Here are some resurrection stories that
help me make sense of the world. I know
a beloved priest, a gifted and caring pastor, who gave up his career as a
stockbrocker because he thought a life of greed was killing him. That
was resurrection. I’ve seen a young
father, an alcoholic, pulled back from divorce and ruin by his the love and
care of his friends in AA. That was resurrection I’ve seen a soldier, who lost his legs to a
roadside bomb, teach himself to run marathon s on steal springs because he
would never, ever see himself as crippled or as a victim. That was resurrection I’ve seen a woman, her body ruined and mocked
by cancer, face her death with grace and serenity because she knew that God
would take her hand and bring her across the void to the other side. That too was resurrection, or at least the
anticipation of something as certain as sunrise the next morning.

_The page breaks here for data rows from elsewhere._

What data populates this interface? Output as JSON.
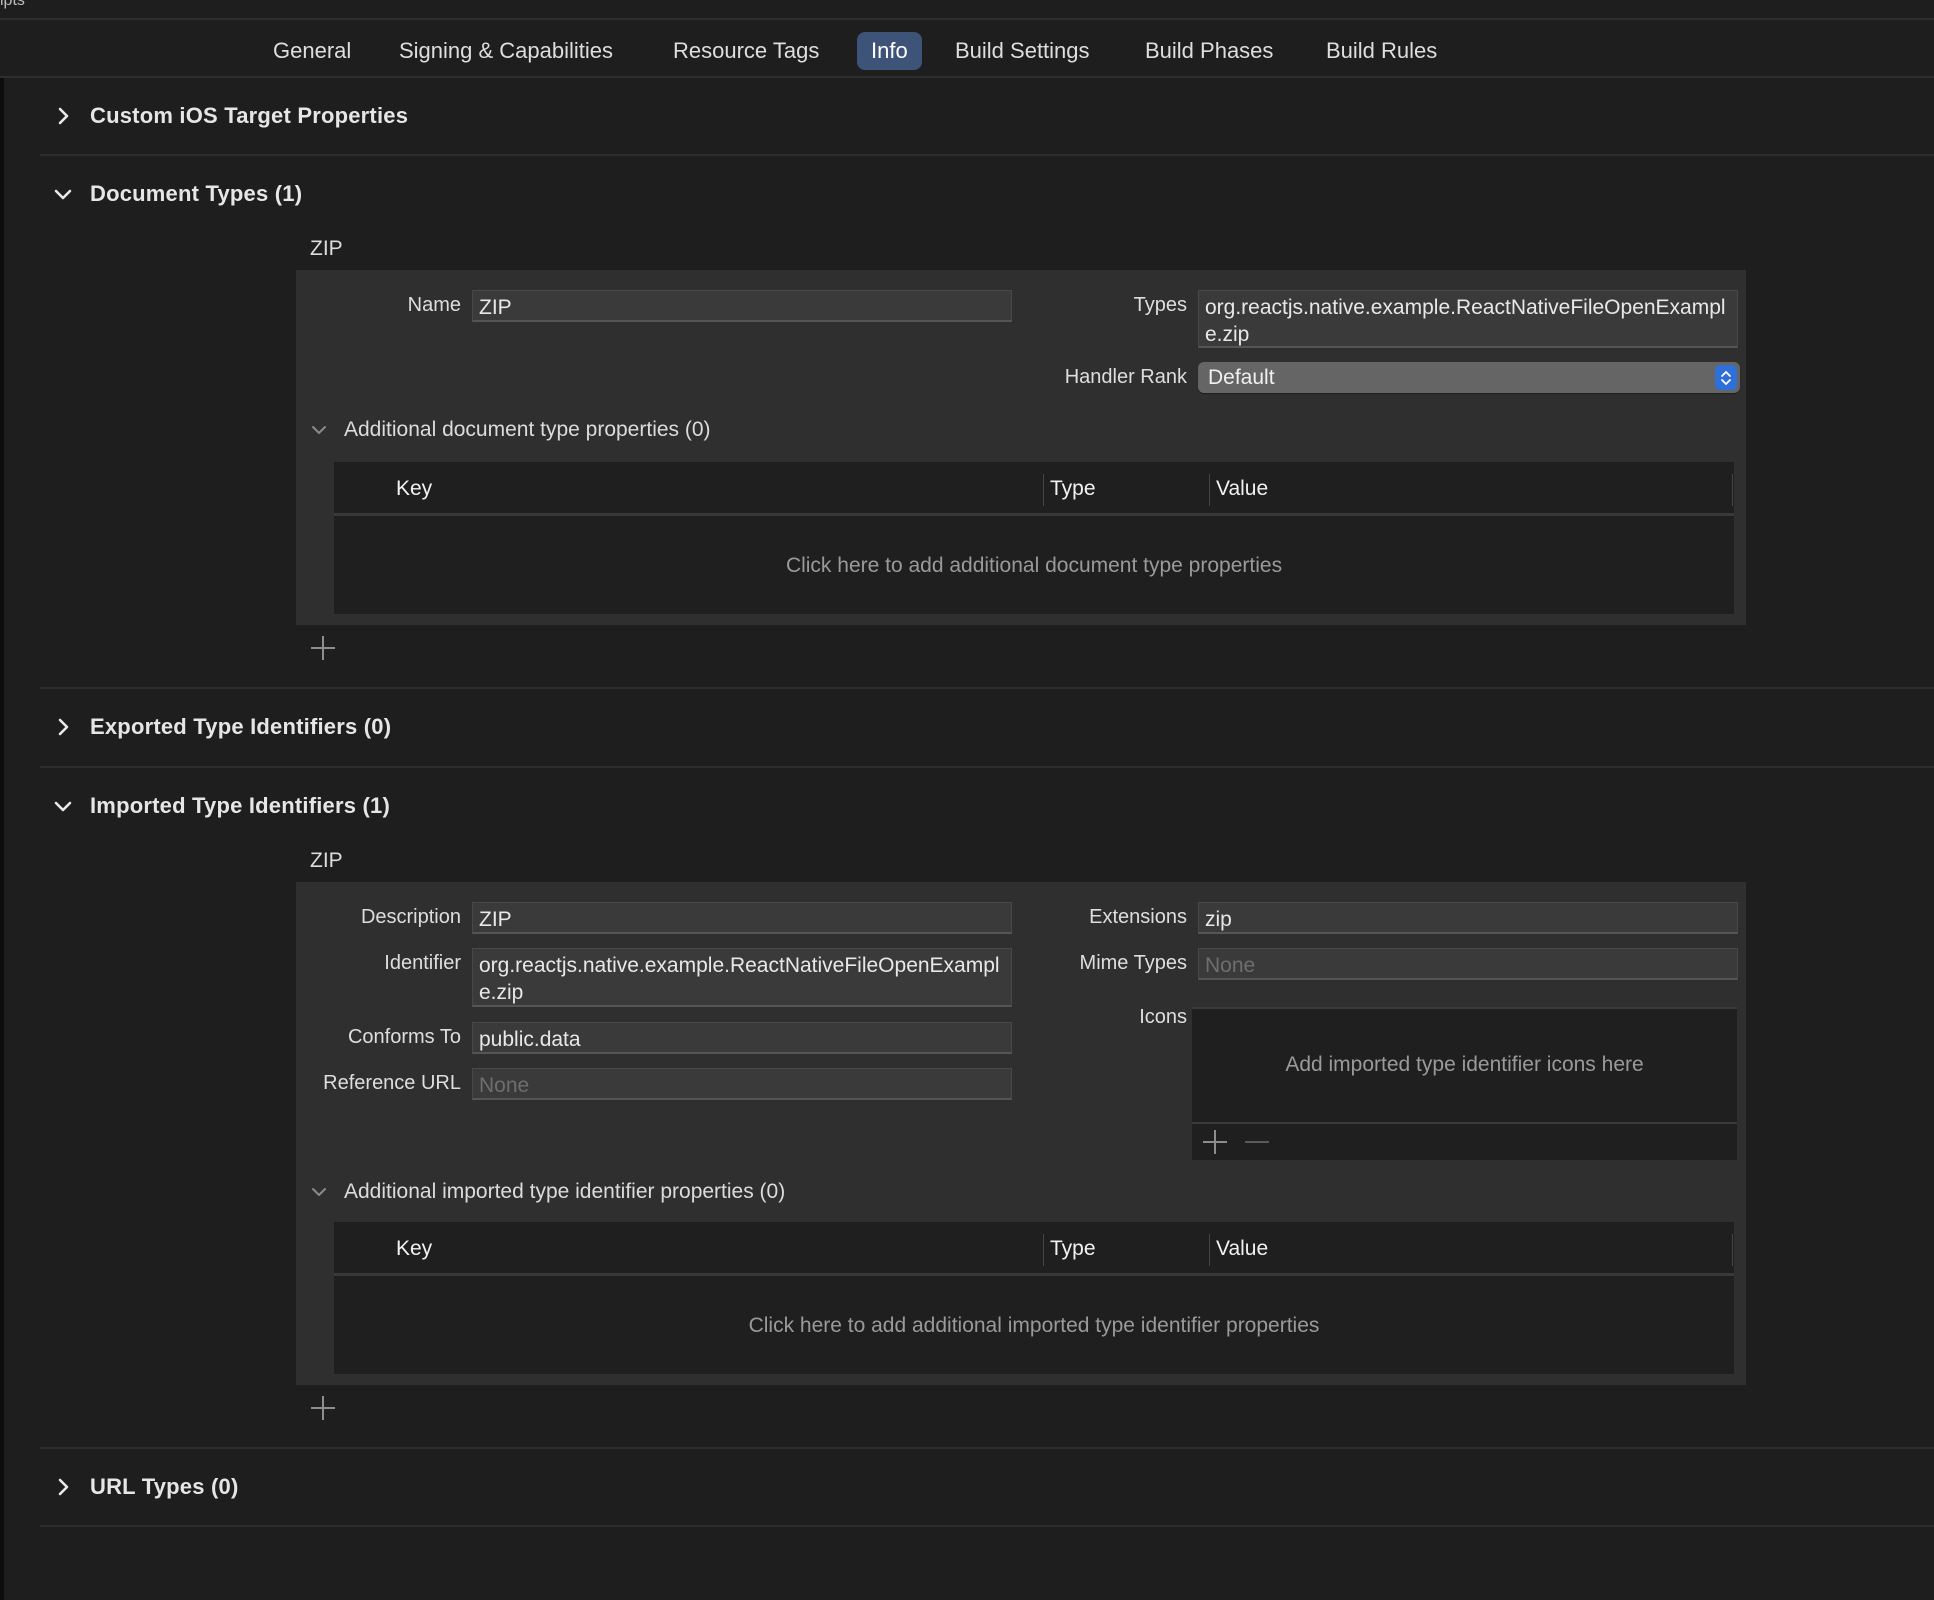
{
  "top_strip": {
    "text": "ipts"
  },
  "tabs": [
    {
      "label": "General",
      "active": false
    },
    {
      "label": "Signing & Capabilities",
      "active": false
    },
    {
      "label": "Resource Tags",
      "active": false
    },
    {
      "label": "Info",
      "active": true
    },
    {
      "label": "Build Settings",
      "active": false
    },
    {
      "label": "Build Phases",
      "active": false
    },
    {
      "label": "Build Rules",
      "active": false
    }
  ],
  "colors": {
    "accent_tab": "#3d5377",
    "stepper_blue": "#2f6fd9",
    "background": "#1e1e1e",
    "panel": "#2f2f2f"
  },
  "sections": {
    "custom_ios": {
      "title": "Custom iOS Target Properties",
      "expanded": false,
      "icon": "chevron-right-icon"
    },
    "document_types": {
      "title": "Document Types (1)",
      "expanded": true,
      "icon": "chevron-down-icon",
      "item": {
        "heading": "ZIP",
        "name_label": "Name",
        "name_value": "ZIP",
        "types_label": "Types",
        "types_value": "org.reactjs.native.example.ReactNativeFileOpenExample.zip",
        "handler_rank_label": "Handler Rank",
        "handler_rank_value": "Default",
        "additional": {
          "title": "Additional document type properties (0)",
          "columns": [
            "Key",
            "Type",
            "Value"
          ],
          "empty_text": "Click here to add additional document type properties"
        }
      },
      "add_icon": "plus-icon"
    },
    "exported": {
      "title": "Exported Type Identifiers (0)",
      "expanded": false,
      "icon": "chevron-right-icon"
    },
    "imported": {
      "title": "Imported Type Identifiers (1)",
      "expanded": true,
      "icon": "chevron-down-icon",
      "item": {
        "heading": "ZIP",
        "description_label": "Description",
        "description_value": "ZIP",
        "identifier_label": "Identifier",
        "identifier_value": "org.reactjs.native.example.ReactNativeFileOpenExample.zip",
        "conforms_label": "Conforms To",
        "conforms_value": "public.data",
        "reference_url_label": "Reference URL",
        "reference_url_placeholder": "None",
        "extensions_label": "Extensions",
        "extensions_value": "zip",
        "mime_label": "Mime Types",
        "mime_placeholder": "None",
        "icons_label": "Icons",
        "icons_empty_text": "Add imported type identifier icons here",
        "additional": {
          "title": "Additional imported type identifier properties (0)",
          "columns": [
            "Key",
            "Type",
            "Value"
          ],
          "empty_text": "Click here to add additional imported type identifier properties"
        }
      },
      "add_icon": "plus-icon"
    },
    "url_types": {
      "title": "URL Types (0)",
      "expanded": false,
      "icon": "chevron-right-icon"
    }
  }
}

Perhaps you think I’m stretching the point
here, or cheating a bit, because these examples of resurrection are
metaphorical. Perhaps, but I’ve also
seen the absence of resurrection in real and tragic cases. I’ve seen people who were so far gone in
addiction that they couldn’t take responsibility for the harm they were doing
to others. I’ve seen people so far gone
in grief that they had all but ceased to live.
I’ve seen people so far gone in anger and trauma that they had alienated
everyone around them. Not every story
has a happy ending. Lives can be wasted
and ruined. You don’t need to be a
corpse to be resurrected, but without resurrection, you can be one of the
When Paul talks about resurrection, he’s
talking about the transformation that God can work in our lives. Without God’s resurrection power, without
transformation, our lives become stunted and withered, which is what Paul means
when he says “If Christ has not been raised … you are still in your sins”(1 Cor
15.17). Without resurrection, there is
no forgiveness that saves a marriage from betrayal. Without resurrection, there is no love that
leads an estranged child home. Without
resurrection, there is no regard for the poor, no care for the homeless, no
peacemaking, no reconciliation between peoples, no need for us to do anything
but grimly and soullessly pursue our own empty pleasures. Without resurrection, there is no one into
whose care we can give and commend our beloved dead.
Resurrection is always the triumph of life
over death, of hope over despair, of new beginnings over wasted potential. Resurrection is God’s assurance that we aren’t
trapped in living deaths in a meaningless void
So why does Jesus have to die? He has to die to show us the way back to
life, new life, our best life, the life that only Jesus can give to us, both
after our lives, and in the here and now of our lives.